Today, is the exception.
A simple white postcard arrived in my mailbox. One side was neatly addressed. The other side was typed using carbon paper. The purplish blue type, so unique in today’s correspondence told me this was no ordinary mail.
My husband always gets the mail. He delights in producing mail art from the stack of bills and junk because my reaction is always giddy and over-the-top. Imagine my surprise when I stumbled across this in a stack of junk mail I was sorting!
At first, I thought maybe it was a happy accident. I did not recognize the name of the sender. Who was Thomas Brown? Where did he find me? It’s not so difficult, I admit, as I belong to so many mail art and letter writing groups. More intriguing even than the sender was the content.
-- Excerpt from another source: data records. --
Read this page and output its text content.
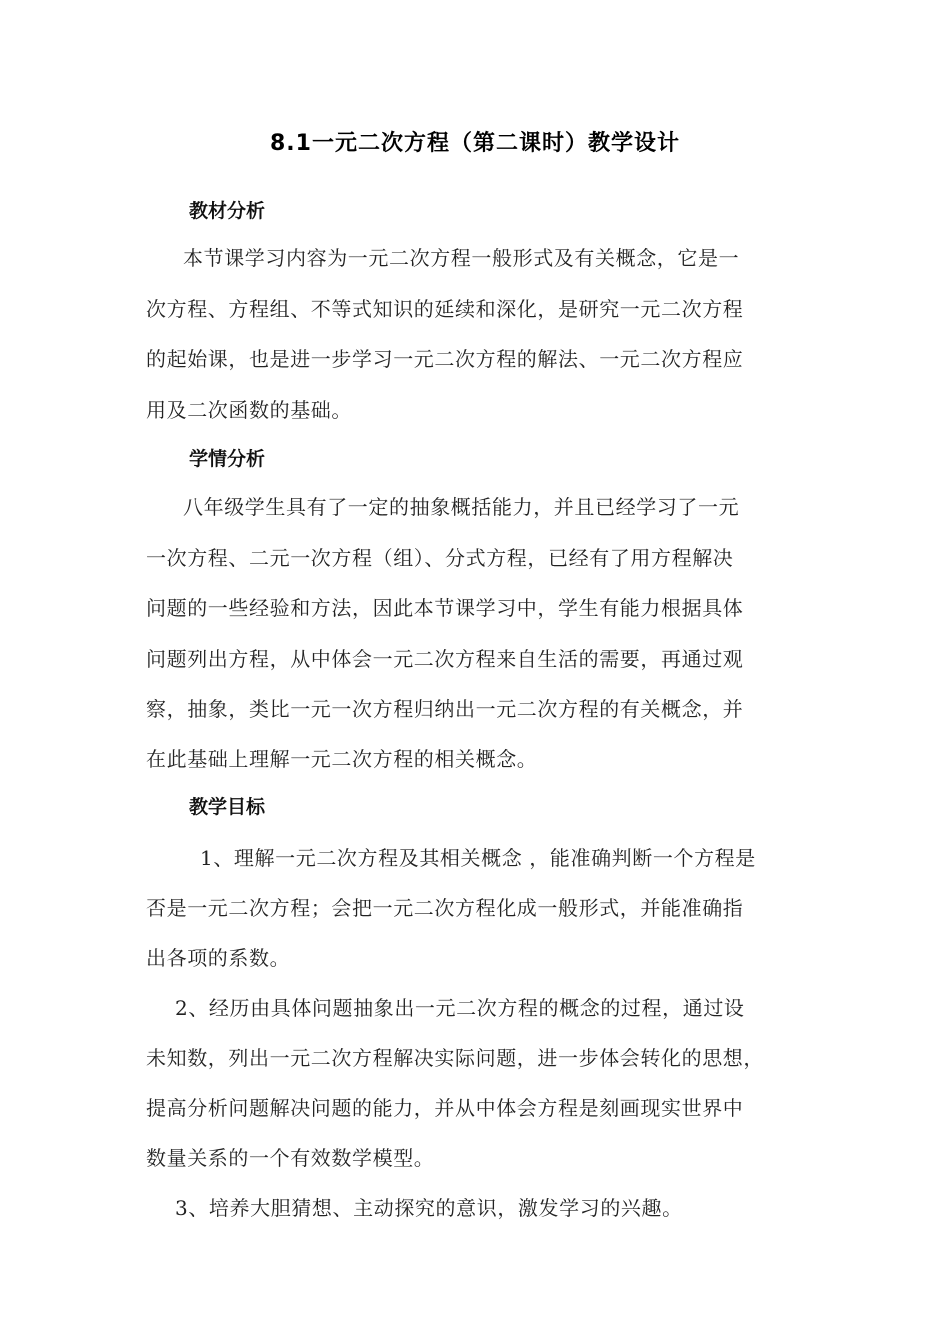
8.1一元二次方程（第二课时）教学设计
教材分析
本节课学习内容为一元二次方程一般形式及有关概念，它是一
次方程、方程组、不等式知识的延续和深化，是研究一元二次方程
的起始课，也是进一步学习一元二次方程的解法、一元二次方程应
用及二次函数的基础。
学情分析
八年级学生具有了一定的抽象概括能力，并且已经学习了一元
一次方程、二元一次方程（组）、分式方程，已经有了用方程解决
问题的一些经验和方法，因此本节课学习中，学生有能力根据具体
问题列出方程，从中体会一元二次方程来自生活的需要，再通过观
察，抽象，类比一元一次方程归纳出一元二次方程的有关概念，并
在此基础上理解一元二次方程的相关概念。
教学目标
1、理解一元二次方程及其相关概念 ，能准确判断一个方程是
否是一元二次方程；会把一元二次方程化成一般形式，并能准确指
出各项的系数。
2、经历由具体问题抽象出一元二次方程的概念的过程，通过设
未知数，列出一元二次方程解决实际问题，进一步体会转化的思想，
提高分析问题解决问题的能力，并从中体会方程是刻画现实世界中
数量关系的一个有效数学模型。
3、培养大胆猜想、主动探究的意识，激发学习的兴趣。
The hubby said, “It must be from someone in the mail art community.” I wasn’t so sure. I sat on the piece over the weekend, just pondering the whole thing.
Then, yesterday morning, I pulled up IUOMA (The International Union of Mail Artists) and searched for Thomas Brown. A photo of a piece came up under the name, but then I noticed a Bhomas Trown in the registry! Surely, this must be him! I took a gander at his profile and the return address was the same!
Mystery solved! I admit to being slightly disappointed at reconciling the details so quickly. I truly expected it to be more challenging. Or did I learn more from reading all those Agatha Christie novels than I previously thought?
Taking a cue from the simplicity of Thomas’ postcard, I created ‘This Is Not White.’ It was inspired by a Clorox bleach campaign from a few years back.
When it came to the reverse side, I paid homage to the typewritten piece and the man behind it.
All bits were scraps left behind from other projects.
Happy Trash to you, until we meet again!